About the Sawyer Seminar

The Mellon Sawyer Seminar on Energy Justice in Global Perspective has produced a number of projects related to energy justice in California and beyond. For a sampling of the work produced by the seminar, visit the following sites:

  • A Field Guide to Oil in Santa Barbara: A digital archive and map created by the graduate students in the fall Sawyer Seminar under the supervision of Postdoctoral Fellow Emily Roehl; documents the history of oil in Santa Barbara County to mark the 50th anniversary of the 1969 Santa Barbara oil spill. 
  • Energy Justice Activism: The graduate fellows of the Mellon Sawyer Seminar (Jéssica Malinalli Coyotecatl Contreras, Sage Gerson, Theo LeQuesne) researched and wrote features on local energy justice struggles; graduate students in the spring Sawyer Seminar are partnering with organizations involved in these struggles to produce collaborative scholar-activism.
  • The Mellon Sawyer Seminar was also featured on the Cultures of Energy Podcast. The podcast hosts, Cymene Howe and Dominic Boyer, joined the seminar for the final symposium of the year, Re-centering Energy Justice (May 9-10, 2019), and spoke with the seminar faculty and postdoctoral fellow about their work across the year. Listen to the conversation here.

_____

The Energy Justice in Global Perspective 2018-19 Mellon Sawyer Seminar will develop new critical and creative research practices in energy justice by building on emergent work in the humanities and interpretive social sciences, and concentrating on various forms of energy and on some of the places where the problems and possibilities of energy justice are most pressing. A major way our seminar expands on foundational examinations of energy, society, and culture is by proceeding from the conviction that movements, practices, and debates among indigenous communities worldwide and societies of the Global South are central and not auxiliary to understanding humanity’s deep embroilment with carbon-based energy. We will foreground modes of knowledge production, expertise, cultural production, and advocacy from these communities and societies while at the same time redoubling the commitment of energy humanities scholarship to participatory, distributive, epistemic, and recognition justice.

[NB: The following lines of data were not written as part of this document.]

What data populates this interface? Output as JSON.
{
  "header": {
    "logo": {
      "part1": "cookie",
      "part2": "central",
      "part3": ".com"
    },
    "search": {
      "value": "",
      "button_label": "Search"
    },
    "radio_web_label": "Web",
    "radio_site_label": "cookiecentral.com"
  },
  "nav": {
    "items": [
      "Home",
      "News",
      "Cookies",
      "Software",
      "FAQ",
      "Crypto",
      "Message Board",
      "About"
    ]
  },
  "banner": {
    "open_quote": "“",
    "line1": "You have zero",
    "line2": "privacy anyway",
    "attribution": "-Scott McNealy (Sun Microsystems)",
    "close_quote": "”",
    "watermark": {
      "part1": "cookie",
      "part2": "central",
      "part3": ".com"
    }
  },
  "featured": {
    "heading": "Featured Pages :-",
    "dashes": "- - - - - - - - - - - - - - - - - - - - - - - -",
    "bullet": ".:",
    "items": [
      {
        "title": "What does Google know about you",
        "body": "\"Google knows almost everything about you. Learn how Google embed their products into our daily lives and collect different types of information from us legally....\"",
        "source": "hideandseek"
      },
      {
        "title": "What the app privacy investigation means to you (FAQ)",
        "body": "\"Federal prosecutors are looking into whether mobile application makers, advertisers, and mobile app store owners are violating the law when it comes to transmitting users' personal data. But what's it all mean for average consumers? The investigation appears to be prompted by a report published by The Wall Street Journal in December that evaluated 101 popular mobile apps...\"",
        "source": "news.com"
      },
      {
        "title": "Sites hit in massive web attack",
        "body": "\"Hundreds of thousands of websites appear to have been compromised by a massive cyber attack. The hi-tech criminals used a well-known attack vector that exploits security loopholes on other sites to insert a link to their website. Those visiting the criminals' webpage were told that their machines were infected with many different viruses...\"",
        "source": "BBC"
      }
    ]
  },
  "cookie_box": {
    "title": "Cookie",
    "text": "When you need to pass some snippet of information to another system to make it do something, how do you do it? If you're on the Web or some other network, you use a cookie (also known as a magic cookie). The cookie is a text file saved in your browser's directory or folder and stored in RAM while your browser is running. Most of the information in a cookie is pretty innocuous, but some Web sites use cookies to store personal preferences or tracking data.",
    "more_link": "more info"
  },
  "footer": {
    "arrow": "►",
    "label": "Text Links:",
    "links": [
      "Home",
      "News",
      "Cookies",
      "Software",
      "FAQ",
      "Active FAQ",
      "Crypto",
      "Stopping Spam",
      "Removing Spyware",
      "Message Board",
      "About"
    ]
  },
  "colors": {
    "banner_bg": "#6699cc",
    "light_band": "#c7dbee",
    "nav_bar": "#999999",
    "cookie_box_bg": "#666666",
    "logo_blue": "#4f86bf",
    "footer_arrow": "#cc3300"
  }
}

In this Sawyer Seminar, we will ask, investigate, and analyze: In what ways are particular communities disproportionately affected and ignored? What are the myriad entrenched formations through which such injustices are perpetuated? And, how can the scholarly analysis of alternate energy narratives contribute to the revelation and reduction of social and ecological inequities? We will do so by organizing our year-long collaboration around three themes that have often been rendered invisible.  We will move away from such univocal or simplistically dichotomous idealized/dystopian visions of futurity and topdown/grassroots frameworks by highlighting questions of voice and the distribution of benefits and ills across members of society. This involves hearing the narratives that indigenous and other communities tell; communities that, however impoverished, marginalized, and adversely impacted, have much to teach us about the multiple and often opaque ways in which our lives are imbricated in complex energy systems and pressured by vested interests.

To realize these goals, our three-part seminar will be organized around three distinct yet interconnected themes, each characterized as a “turn” in interdisciplinary scholarship on energy: (1) the epistemological turn that interrogates how entanglements with largely invisible energy systems and substances are intrinsic to modern life at all scales, from cells to cities; (2) the infrastructural turn that illuminates co-productions between built environments and the workings of technology, media, and culture; and (3) the participatory turn that champions the voices of impacted communities and citizens in the deliberations on and implementation of energy decisions. Many of the issues encompassed by what we are identifying as the three turns have been discussed by environmental justice scholars with regard to political, social, economic, and environmental reform; certainly, reforming how our institutions consider non-technocratic epistemologies, evaluate infrastructures, and conduct participation are key pathways towards more just and equitable societies. However, utopian and dystopian energy narratives, found in policy and literature, tend to render these sites of contestation invisible by relying on simple or binary epistemologies, projections of one best infrastructure, and closing down spaces and forms of participation.

The faculty members, postdoctoral scholar and graduate students who are organizing this seminar will invite and engage with leading scholars from the humanities and interpretive social sciences, with an emphasis on those working on environmental justice matter from feminist, indigenous and Global South, and anti-racist perspectives. The objective of our seminar programs is to generate transdisciplinary and critical discussions that foster innovative projects and publications to critically examine energy histories and futures. In short, our Sawyer Seminar is committed to understanding how social actors with urgent interests in energy justice are participating in energy debates and engaging with energy infrastructures, and how their—and our—dedication can help redefine cultural norms, discourses, dependencies, and possibilities going forward. 

Energy Justice in Global Perspective is a 2018-2019 Mellon Sawyer Seminar funded by the Andrew W. Mellon Foundation.